For Boston Celtics fans, it means Banner 18. The 64-win Celtics steamrolled through the regular season, but none of that matters anymore. A championship was always the expectation for this group, and their historic run through 82 games doesn’t change that.
But for the Celtics themselves, that’s not what it means.
For them, it means not letting arrogance get in the way of a chance at a ring. Expectations are the antithesis of everything Boston wants to accomplish this postseason.
“The most important thing heading into a situation is having no expectations,” Joe Mazzulla said. “It’s not supposed to go a certain way. If you study teams that have even been fortunate enough—if we’re fortunate enough to even get to a Finals, if not win it—the road there is always forgotten by the result of winning. And so, it looks different every single year.

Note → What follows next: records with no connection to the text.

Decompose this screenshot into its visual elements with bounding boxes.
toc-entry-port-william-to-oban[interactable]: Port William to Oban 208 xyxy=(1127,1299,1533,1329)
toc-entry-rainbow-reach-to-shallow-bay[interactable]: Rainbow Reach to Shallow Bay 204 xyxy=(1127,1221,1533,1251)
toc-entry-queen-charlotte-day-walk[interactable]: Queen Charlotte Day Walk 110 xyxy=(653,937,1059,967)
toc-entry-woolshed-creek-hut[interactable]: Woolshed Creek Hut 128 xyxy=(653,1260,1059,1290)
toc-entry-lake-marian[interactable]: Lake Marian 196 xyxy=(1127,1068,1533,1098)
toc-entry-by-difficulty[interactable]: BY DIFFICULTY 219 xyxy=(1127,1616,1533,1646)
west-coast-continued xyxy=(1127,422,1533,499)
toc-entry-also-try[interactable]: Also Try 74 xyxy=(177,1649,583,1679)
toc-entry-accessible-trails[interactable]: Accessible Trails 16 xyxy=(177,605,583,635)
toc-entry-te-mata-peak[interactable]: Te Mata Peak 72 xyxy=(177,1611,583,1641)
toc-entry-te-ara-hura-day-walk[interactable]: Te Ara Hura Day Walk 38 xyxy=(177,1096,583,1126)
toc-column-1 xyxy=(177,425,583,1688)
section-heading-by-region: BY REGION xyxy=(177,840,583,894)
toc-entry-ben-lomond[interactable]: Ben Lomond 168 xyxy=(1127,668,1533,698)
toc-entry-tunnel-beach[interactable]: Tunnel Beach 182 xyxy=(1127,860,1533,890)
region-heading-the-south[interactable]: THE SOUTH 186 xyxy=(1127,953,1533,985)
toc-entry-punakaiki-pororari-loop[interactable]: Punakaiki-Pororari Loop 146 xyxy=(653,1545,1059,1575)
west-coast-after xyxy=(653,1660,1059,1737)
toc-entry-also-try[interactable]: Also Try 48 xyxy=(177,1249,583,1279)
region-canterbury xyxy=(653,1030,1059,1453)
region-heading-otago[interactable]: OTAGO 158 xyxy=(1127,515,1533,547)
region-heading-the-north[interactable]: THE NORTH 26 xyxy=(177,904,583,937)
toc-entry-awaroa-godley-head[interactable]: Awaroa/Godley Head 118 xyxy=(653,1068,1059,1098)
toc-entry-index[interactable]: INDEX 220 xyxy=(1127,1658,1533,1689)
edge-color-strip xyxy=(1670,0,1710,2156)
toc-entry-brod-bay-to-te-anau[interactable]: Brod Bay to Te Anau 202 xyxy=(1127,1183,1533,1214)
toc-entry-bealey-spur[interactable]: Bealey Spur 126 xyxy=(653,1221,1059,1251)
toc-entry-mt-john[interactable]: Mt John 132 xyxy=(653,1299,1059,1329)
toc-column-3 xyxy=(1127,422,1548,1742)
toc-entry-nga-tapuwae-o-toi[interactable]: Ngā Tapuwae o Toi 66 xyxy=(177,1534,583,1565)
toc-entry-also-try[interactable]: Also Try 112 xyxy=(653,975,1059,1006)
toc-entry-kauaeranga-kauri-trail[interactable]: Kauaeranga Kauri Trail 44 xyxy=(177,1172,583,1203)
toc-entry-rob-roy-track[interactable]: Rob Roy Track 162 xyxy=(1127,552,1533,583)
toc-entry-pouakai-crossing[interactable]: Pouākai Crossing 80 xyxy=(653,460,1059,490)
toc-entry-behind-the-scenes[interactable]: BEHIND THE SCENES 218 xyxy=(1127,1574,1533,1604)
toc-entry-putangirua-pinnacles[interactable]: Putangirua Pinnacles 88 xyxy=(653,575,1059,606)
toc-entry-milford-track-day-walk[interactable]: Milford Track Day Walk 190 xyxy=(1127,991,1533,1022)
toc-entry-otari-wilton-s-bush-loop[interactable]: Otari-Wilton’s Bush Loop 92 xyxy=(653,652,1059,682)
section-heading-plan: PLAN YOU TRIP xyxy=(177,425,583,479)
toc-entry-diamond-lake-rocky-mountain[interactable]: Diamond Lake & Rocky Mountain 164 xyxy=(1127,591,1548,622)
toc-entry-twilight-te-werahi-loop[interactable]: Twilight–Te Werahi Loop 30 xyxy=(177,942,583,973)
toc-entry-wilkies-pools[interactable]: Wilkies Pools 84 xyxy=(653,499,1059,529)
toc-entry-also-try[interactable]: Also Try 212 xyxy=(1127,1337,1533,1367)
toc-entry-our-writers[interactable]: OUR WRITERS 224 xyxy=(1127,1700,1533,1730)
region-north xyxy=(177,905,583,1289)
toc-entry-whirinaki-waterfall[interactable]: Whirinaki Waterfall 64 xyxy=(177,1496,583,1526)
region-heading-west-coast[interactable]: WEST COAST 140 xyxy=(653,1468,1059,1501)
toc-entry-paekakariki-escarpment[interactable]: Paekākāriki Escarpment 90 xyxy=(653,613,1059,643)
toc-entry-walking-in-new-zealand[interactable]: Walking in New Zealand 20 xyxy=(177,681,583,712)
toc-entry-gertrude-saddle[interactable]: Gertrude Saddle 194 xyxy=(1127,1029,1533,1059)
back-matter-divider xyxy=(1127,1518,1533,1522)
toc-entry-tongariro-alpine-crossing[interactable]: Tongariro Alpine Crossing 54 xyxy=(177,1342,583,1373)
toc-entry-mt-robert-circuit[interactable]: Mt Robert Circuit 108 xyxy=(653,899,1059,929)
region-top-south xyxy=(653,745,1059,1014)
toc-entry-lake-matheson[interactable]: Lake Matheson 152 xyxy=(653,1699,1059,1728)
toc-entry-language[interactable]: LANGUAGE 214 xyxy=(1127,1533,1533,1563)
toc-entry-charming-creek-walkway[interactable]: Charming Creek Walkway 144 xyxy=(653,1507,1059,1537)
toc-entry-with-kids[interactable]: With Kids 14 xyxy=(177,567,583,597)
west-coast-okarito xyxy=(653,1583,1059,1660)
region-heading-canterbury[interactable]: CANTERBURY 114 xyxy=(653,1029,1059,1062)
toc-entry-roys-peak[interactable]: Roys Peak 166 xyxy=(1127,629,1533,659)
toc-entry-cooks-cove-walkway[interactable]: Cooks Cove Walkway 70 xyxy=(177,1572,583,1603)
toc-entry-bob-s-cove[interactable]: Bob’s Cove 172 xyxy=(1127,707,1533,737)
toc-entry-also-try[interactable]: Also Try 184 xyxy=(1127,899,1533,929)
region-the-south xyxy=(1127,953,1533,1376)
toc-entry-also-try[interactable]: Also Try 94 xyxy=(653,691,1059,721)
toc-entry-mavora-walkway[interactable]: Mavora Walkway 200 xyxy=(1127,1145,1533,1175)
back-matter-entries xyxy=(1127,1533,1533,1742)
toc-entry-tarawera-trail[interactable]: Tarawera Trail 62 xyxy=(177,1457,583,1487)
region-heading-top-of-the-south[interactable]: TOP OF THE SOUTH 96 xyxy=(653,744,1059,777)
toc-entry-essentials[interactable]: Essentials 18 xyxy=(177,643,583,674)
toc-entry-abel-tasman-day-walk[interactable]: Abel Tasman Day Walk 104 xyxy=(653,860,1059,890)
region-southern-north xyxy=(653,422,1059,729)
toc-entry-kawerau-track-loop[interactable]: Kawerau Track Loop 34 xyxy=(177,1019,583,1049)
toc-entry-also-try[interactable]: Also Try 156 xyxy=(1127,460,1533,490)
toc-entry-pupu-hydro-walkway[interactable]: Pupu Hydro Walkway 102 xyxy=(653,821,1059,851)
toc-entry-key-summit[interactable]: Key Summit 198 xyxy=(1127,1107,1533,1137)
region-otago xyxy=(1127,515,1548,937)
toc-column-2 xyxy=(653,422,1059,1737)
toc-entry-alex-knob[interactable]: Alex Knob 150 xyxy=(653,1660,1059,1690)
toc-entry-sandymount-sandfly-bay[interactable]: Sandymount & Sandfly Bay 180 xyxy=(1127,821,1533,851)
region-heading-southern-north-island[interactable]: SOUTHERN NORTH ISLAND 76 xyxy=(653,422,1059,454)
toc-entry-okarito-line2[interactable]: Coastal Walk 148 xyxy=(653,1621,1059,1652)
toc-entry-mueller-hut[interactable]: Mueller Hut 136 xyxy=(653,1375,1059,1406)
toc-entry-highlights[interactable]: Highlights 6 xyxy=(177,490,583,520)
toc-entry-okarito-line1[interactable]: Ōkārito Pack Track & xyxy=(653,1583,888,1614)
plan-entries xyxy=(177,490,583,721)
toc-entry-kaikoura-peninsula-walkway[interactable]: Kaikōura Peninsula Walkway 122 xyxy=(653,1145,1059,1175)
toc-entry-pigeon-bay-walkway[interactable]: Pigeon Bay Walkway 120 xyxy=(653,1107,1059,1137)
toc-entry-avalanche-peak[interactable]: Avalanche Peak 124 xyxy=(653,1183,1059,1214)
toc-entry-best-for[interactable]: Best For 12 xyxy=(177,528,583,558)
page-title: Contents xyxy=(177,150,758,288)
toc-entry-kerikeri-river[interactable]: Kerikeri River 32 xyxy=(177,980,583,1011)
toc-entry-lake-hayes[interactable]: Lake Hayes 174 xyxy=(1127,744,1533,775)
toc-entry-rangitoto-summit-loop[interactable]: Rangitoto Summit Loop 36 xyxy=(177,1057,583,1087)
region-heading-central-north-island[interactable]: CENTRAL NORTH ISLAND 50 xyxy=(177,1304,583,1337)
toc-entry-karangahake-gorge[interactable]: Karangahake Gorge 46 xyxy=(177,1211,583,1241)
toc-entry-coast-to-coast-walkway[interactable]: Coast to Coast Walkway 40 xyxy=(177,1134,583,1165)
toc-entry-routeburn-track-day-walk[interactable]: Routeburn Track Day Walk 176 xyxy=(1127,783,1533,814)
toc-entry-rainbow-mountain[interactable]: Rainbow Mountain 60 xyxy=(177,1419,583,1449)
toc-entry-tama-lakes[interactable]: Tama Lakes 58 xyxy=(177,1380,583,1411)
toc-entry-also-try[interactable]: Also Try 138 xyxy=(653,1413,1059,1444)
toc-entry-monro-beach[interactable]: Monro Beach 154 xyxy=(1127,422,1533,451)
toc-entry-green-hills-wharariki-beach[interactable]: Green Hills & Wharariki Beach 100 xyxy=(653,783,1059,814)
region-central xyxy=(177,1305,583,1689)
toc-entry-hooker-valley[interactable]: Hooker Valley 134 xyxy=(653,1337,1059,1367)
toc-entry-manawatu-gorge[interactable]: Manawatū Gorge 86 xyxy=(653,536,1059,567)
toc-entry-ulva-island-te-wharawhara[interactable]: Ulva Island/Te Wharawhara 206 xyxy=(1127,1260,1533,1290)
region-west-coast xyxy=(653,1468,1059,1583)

“There are teams that have had multiple Game 7s. There’s a team that’s only lost one game. There’s a team that’s had to come [back] from down 3-2. Had to go home for Game 7. It just doesn’t matter.”
Expectations lead to a Trae Young-led Atlanta Hawks squad winning two first-round games against a two-seeded Celtics eager to get back to the NBA Finals.
Expectations lead to Caleb Martin and the Miami Heat putting the Celtics in a 3-0 hole to start the conference finals.
Expectations lead to an OG Anunoby miracle three-point basket spearheading a Toronto Raptors series comeback, forcing Boston into a seven-game series.
Expectations lead to the Milwaukee Bucks drowning the Kyrie Irving-led Celtics in Round 2 after a red-hot 5-0 start to the postseason.
Expectations lead to failure.
This year’s Celtics team has taken a different approach. Rather than looking ahead and penciling in an anticipated result, they live in the present. Each game brings its own challenges for them to conquer, but once the contest is over, they move on.
Win or lose, the previous game moves into the past, and the next one—and only the next one—enters their vision.
Ahead of their playoff run, the Celtics have been studying the 2008 championship team.
“We looked at the ‘08 team, we looked at the 2010 Lakers that won the championship, and just how every path is different,” said Jayson Tatum. “The ‘08 team went to two Game 7s in the first and second round. So just getting us prepared. It’s not always going to go maybe how we expected or wanted it to go. But we gotta be ready for it.”
The 2008 Celtics didn’t win a road game in the first two series they played. Yet they still managed to pull out victories by taking care of business at home.
For the past few seasons, Boston hasn’t taken advantage of their home-court advantage. This regular season, they changed their perspective in that regard. They only lost four games at TD Garden all year.
To fans, Mazzulla casting off the idea of expectations may come off as the acceptance of losing. The willingness to acknowledge losing as a possibility doesn’t resonate with Boston fans, who only expect the best. But it is possible. And ignoring it is ignorant.
The Celtics can’t afford ignorance.
The only expectation they accept is that they cannot have any.
“I know those things will be utilized to create narratives, but at the end of the day, there are no expectations heading in,” Mazzulla said. “It takes what it takes. However long it takes, that’s what we have to be able to go through. And we just have to have that expectation, is that it takes what it takes.”